Maka untuk memenuhi tuntutan tersebut, guru dapat mengunakan penelitian tindakan kelas. Pengertian penelitian tindakan kelas, untuk mengidentifikasi penelitian kelas, adalah penelitian yang mengkombinasikan prosedur penelitian dengan tindakan substantive, suatu tindakan yang dilakukan dalam disiplin inkuiri, atau suatu usaha seseorang untuk memahami apa yang terjadi, sambil terlibat dalam sebuah proses perbaikan dan perubahan (Hopkins, 1993:44)[1]. 
Penelitian Tindakan Kelas pertamakali diperkenalkan oleh ahli psikologi social Amerika yang bernama Kurt Lewin pada tahun 1946. inti dari gagasan Kurt Lewin inilah yang selanjutnya dikembangkan ahli-ahli lain seperti Sthepen Kemmis, Robin MC. Taggart, John Elliot, Dave Ebbutt dan sebagainya. Di Indonesi sendiri PTK baru dikenalkan pada akhir decade 80-an.
Kemmis (1983) menjelaskan bahwa penelitian tindakan adalah sebuah bentuk inkuiri reflektif yang dilakukan secara kemitraan mengenai situasi social tertentu (termasuk pendidikan) untuk meningkatkan rasionalitas dan keadilan dari : a) kegiatan praktek social atau praktek pendidikan mereka, b) pemahaman mereka mengenai kegiatan-kegiatan praktek pendidikan ini, dan c) situasi yang memungkinkan terlaksananya kegiatan praktek ini[2].  
Rapoport (1970, dalam Hopkins, 1993) mengartikan penelitian tindakan kelas untuk membantu seseorang dalam mengatasi secara praktis persoalan yang dihadapi dalam situasi darurat dan membantu pencapaian tujuan ilmu social dengan kerjasama dalam kerangka etika yang disepakati bersama[3].   
Secara ringkas penelitian tindakan kelas menurut Rochiati Wiriaatmadja adalah bagaimana sekelompok guru dapat mengorganisasikan kondisi praktek pembelajaran mereka, dan belajar dari pengalaman mereka sendiri.
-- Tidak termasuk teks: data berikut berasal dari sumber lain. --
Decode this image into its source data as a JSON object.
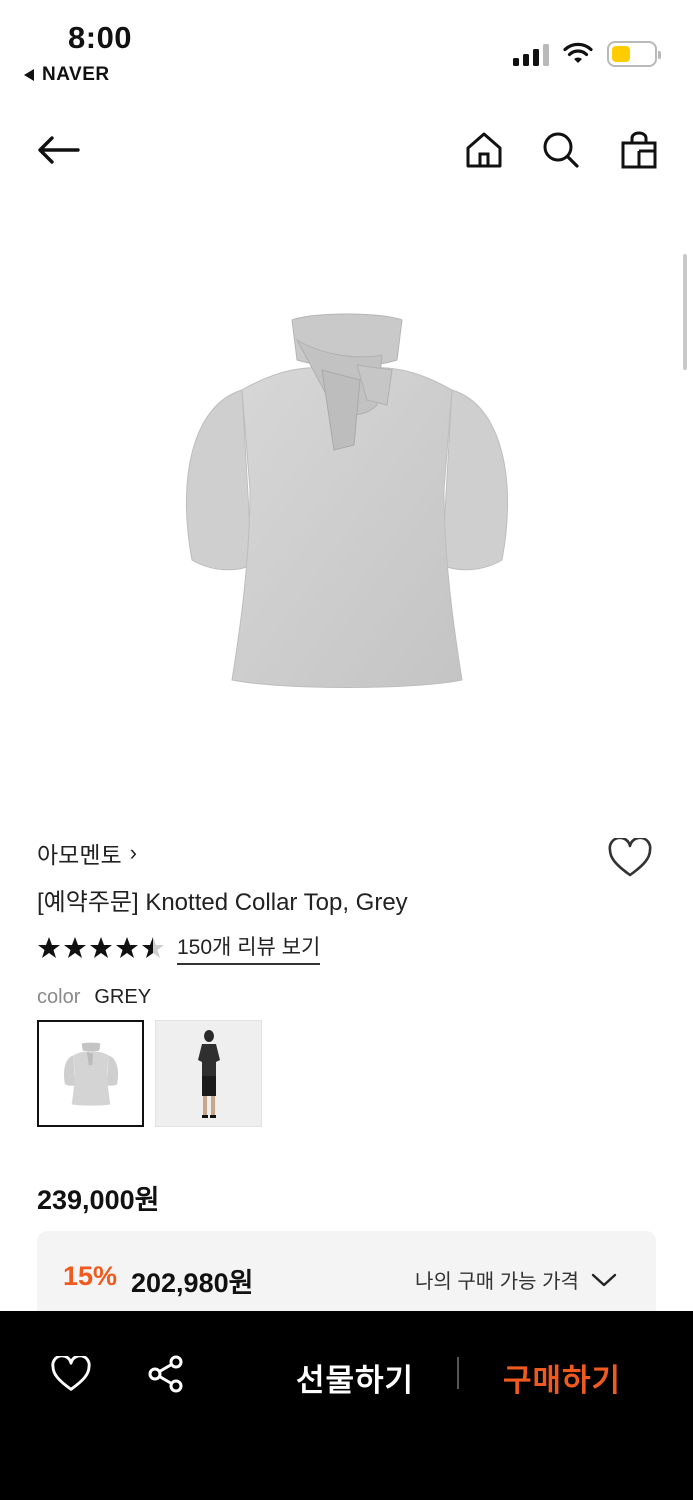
{
  "status_bar": {
    "time": "8:00",
    "back_app": "NAVER",
    "icons": [
      "signal-icon",
      "wifi-icon",
      "battery-icon"
    ]
  },
  "nav": {
    "icons": [
      "back-arrow-icon",
      "home-icon",
      "search-icon",
      "shopping-bag-icon"
    ]
  },
  "product": {
    "brand": "아모멘토",
    "title": "[예약주문] Knotted Collar Top, Grey",
    "rating": 4.5,
    "review_link": "150개 리뷰 보기",
    "color_label": "color",
    "color_value": "GREY",
    "price": "239,000원"
  },
  "discount": {
    "percent": "15%",
    "price": "202,980원",
    "my_price_label": "나의 구매 가능 가격"
  },
  "bottom_bar": {
    "gift_label": "선물하기",
    "buy_label": "구매하기"
  },
  "colors": {
    "accent": "#f05a1e",
    "battery": "#ffcc00",
    "bottom_bar_bg": "#000000"
  }
}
Mereka dapat mencobakan suatu agasan perbaikan dalam praktek pembelajaran mereka, dan melihat pengaruh nyata dari upaya itu[4].
Penelitian tindakan kelas memiliki karakteristik sebagaimana berikut :
1)   Masalah berawal dari guru
2)   Tujuan memperbaiki pembelajaran.
3)   Metode utama adalah dari refleksi dengan tetap mengikuti kaidah-kaidah penelitian.
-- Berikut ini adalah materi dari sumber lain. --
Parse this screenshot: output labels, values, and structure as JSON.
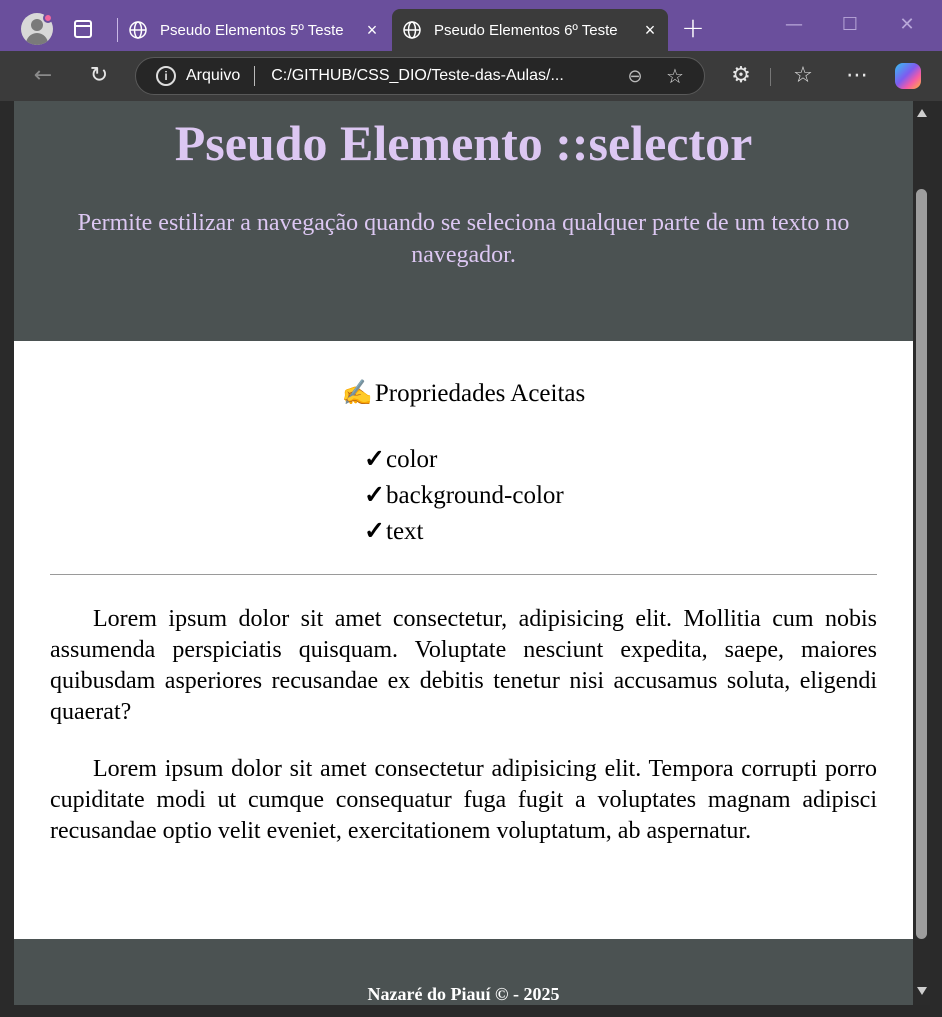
{
  "browser": {
    "tabs": [
      {
        "label": "Pseudo Elementos 5º Teste",
        "active": false
      },
      {
        "label": "Pseudo Elementos 6º Teste",
        "active": true
      }
    ],
    "address": {
      "label": "Arquivo",
      "url": "C:/GITHUB/CSS_DIO/Teste-das-Aulas/..."
    },
    "icons": {
      "close": "×",
      "new_tab": "+",
      "minimize": "—",
      "maximize": "☐",
      "window_close": "✕",
      "back": "←",
      "reload": "↻",
      "info": "i",
      "zoom": "⊖",
      "favorite": "☆",
      "extensions": "⚙",
      "favorites": "☆",
      "more": "⋯"
    }
  },
  "page": {
    "header": {
      "title": "Pseudo Elemento ::selector",
      "description": "Permite estilizar a navegação quando se seleciona qualquer parte de um texto no navegador."
    },
    "properties": {
      "emoji": "✍️",
      "title": "Propriedades Aceitas",
      "check": "✓",
      "items": [
        "color",
        "background-color",
        "text"
      ]
    },
    "paragraphs": [
      "Lorem ipsum dolor sit amet consectetur, adipisicing elit. Mollitia cum nobis assumenda perspiciatis quisquam. Voluptate nesciunt expedita, saepe, maiores quibusdam asperiores recusandae ex debitis tenetur nisi accusamus soluta, eligendi quaerat?",
      "Lorem ipsum dolor sit amet consectetur adipisicing elit. Tempora corrupti porro cupiditate modi ut cumque consequatur fuga fugit a voluptates magnam adipisci recusandae optio velit eveniet, exercitationem voluptatum, ab aspernatur."
    ],
    "footer": "Nazaré do Piauí © - 2025"
  },
  "colors": {
    "titlebar": "#6a4f9c",
    "header_bg": "#4b5252",
    "header_text": "#dcc7f2"
  }
}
4)   Fokus penelitian berupa kegiatan pembelajaran.
5)   Guru bertindak sebagai pengajar dan peneliti[5].   
Penelitian tindakan kelas digambar dalam suatu proses yang dinamis meliputi aspek perencanaan, tindakan, observasi, dan refleksi yang merupakan langkah berurutan dalam salah satu siklus berikutnya. Akar pelaksanaan tindakan penelitian kelas digambarkan dalam bentuk spiral tindakan yang digambarkan oleh Kemmis dan Taggart (dalam Kasbolah, 1999): (Gambar 1)


 















Alur pelaksanaan tindakan dalam penelitian tindakan kelas model Kemmis dan Taggart (Kasbolah, 1999)
Beberapa hal penting yang berhubungan dengan Penelitian tindakan kelas.
a.    PTK penting bagi guru dengan alasan sebagai berikut :
a)    PTK sangat kondusif untuk membuat guru menjadi peka dan tanggap terhadap dinamika pembelajaran dikelasnya.
b)   PTK dapat meningkatkan kinerja guru.
c)    Guru mampu memperbaiki proses pembelajaran melalui sautu kajian yang dalam terhadap apa yang terjadi dikelasnya[6]. 
b.    Model-model PTK
          Ada 5 model PTK yang dapat diterapkan dalam penelitian tindakan kelas diantaranya adalah :
a)    Model Lewin yang ditafsirkan oleh Kemmis.
b)   Revisi model Lewin menurut Elliott.
c)    Model spiral dari Kemmis dan Kagart (1988).
d)   Model Ebbutt (hopkins, 1993: 52).
e)    Model Mc Kernan (dengan modifikasi dari hopkins, 1993:53)[7].
c.    Obyek PTK
a)      Unsur siswa, dapat dicermati obyeknya ketika siswa asyik mengikuti proses pembelajaran di kelas / lab/ lapangan/ basket, ketika sedang mengikuti kerja bakti diluar sekolah.
b)      Unsur guru, dapat dicermati ketika guru sedang membimbing siswa-siswi yang sedang berdarma wisata, atau ketika guru sedang mengadakan kunjungan kerumah.
c)      Unsur materi pelajaran, dapat dicermati ketika guru sedang mengajar atau sebagai bahan yang ditugaskan kepada siswa.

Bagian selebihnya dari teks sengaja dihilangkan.